Our research uses the R igraph package to map ownership dynamics between shareholders and the fossil fuel industry. Outputs include bipartite network visualizations and an interactive network graph. In line with this years theme, this research highlights how network models can inform policy and practice through storytelling on critical climate action. The results of the study find that just ten financial actors are disproportionately responsible for climate instability through their immense investments in fossil fuel firms.

Investors have a central role to play in sustainability transitions, due to their inordinate influence on the governance of the fossil fuel extraction industry. Using network analysis, this paper links fossil fuel firms to equity owners, by distinguishing ownership characteristics of top shareholders and establishing a ranked list of the most prevalent shareholders based on emissions potential and network centrality. Our study reveals that among the most prevalent owners, are government signatories of the Paris accord and prominent American investment managers. We conclude that a concentrated number of investors have the potential to influence the strategic direction and governance of these firms and should consequently be held accountable for financing the economic activities that contribute to climate instability. This paper directly contributes to the fragmented body of academic research on financial systems and sustainability transitions.

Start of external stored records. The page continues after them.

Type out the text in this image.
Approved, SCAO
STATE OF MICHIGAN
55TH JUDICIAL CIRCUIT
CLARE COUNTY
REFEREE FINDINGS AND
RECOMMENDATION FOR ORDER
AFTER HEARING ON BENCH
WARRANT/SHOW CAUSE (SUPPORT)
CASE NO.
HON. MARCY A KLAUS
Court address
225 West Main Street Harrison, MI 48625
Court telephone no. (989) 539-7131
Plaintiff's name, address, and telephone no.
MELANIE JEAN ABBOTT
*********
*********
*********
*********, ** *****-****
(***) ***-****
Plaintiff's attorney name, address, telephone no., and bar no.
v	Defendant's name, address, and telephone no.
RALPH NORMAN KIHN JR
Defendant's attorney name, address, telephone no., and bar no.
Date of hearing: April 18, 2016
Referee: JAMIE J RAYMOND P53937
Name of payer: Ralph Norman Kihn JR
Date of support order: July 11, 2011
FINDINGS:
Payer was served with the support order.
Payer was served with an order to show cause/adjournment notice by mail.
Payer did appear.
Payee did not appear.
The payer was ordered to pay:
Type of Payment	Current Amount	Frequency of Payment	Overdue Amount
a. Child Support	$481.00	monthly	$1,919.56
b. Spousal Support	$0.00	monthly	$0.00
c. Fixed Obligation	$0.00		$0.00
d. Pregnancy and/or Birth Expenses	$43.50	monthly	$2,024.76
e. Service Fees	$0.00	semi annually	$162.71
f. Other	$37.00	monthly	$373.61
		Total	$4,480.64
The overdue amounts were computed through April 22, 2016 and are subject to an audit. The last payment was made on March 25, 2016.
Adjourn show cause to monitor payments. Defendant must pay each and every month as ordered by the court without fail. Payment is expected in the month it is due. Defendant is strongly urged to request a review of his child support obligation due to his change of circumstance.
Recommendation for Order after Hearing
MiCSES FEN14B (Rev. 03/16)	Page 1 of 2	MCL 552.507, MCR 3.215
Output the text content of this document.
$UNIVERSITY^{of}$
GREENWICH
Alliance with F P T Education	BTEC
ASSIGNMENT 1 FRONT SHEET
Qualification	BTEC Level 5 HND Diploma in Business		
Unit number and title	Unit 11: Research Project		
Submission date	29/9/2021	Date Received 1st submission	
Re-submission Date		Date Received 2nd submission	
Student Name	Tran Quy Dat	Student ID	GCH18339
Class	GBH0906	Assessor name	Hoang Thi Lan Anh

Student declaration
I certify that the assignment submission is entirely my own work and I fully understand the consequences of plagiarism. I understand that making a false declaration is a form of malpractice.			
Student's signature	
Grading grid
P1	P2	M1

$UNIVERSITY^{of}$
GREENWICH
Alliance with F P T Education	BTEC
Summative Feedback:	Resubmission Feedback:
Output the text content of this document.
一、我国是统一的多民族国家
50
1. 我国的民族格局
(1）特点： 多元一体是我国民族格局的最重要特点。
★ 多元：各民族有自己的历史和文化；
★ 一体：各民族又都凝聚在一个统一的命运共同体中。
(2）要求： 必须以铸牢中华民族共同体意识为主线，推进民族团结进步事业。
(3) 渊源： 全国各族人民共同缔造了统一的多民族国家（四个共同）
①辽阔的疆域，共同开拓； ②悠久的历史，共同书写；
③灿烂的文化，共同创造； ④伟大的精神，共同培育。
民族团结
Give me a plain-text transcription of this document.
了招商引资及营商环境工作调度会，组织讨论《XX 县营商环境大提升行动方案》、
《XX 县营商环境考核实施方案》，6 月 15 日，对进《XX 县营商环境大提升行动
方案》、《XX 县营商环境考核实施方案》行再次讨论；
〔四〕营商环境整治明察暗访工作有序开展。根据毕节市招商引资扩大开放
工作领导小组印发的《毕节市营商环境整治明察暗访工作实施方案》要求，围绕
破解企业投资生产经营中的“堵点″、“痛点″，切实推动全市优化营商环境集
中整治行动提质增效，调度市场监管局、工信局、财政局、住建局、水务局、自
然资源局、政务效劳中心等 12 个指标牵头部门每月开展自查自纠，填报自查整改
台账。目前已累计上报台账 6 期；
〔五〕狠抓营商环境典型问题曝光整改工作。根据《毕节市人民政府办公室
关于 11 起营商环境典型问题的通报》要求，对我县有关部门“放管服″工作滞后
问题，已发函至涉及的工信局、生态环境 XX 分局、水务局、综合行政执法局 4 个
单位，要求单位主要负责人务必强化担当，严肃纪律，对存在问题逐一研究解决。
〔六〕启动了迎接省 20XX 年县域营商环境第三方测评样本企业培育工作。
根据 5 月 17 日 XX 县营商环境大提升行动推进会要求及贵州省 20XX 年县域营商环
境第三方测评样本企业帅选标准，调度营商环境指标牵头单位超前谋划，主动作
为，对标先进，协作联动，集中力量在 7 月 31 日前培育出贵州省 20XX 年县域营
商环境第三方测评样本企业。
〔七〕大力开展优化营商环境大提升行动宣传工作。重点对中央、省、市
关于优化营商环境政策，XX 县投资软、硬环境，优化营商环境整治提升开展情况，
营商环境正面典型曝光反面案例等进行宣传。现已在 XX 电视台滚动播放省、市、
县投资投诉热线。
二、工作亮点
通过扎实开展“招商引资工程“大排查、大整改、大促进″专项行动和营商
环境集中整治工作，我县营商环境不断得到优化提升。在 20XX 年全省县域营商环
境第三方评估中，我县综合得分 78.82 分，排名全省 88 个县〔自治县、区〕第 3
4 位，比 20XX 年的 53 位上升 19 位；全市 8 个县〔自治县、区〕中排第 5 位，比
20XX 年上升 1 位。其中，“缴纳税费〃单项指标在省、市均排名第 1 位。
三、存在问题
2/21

Valeria Duran and Emily Zhang

Fred Hutch, Seattle, WA

Session: Creating an R Environment for a Team

The Challenges of Legacy Code

Legacy code is code written by previous programmers, and it is a common scenario that any programmer has come across when initiating a new task. Working with unfamiliar code, especially in the absence of its creator, can be tedious and stressful for any user, and can oftentimes lead to further contribution of legacy code when not taking the proper steps and precautions. There are multiple aspects to consider, such as verifying the code runs, understanding the ins and outs of the code enough to effectively make updates or enhancements for use cases, and finding ways to prevent further contribution to legacy code. To address this issue, many steps can be put in place to facilitate the handling of legacy code, such as using test data to run the code, reviewing of code, comparing code with specifications, and using validated tools and packages for consistency and version control. In this talk, we will present an overview of how SCHARP has implemented protocols to work with legacy code.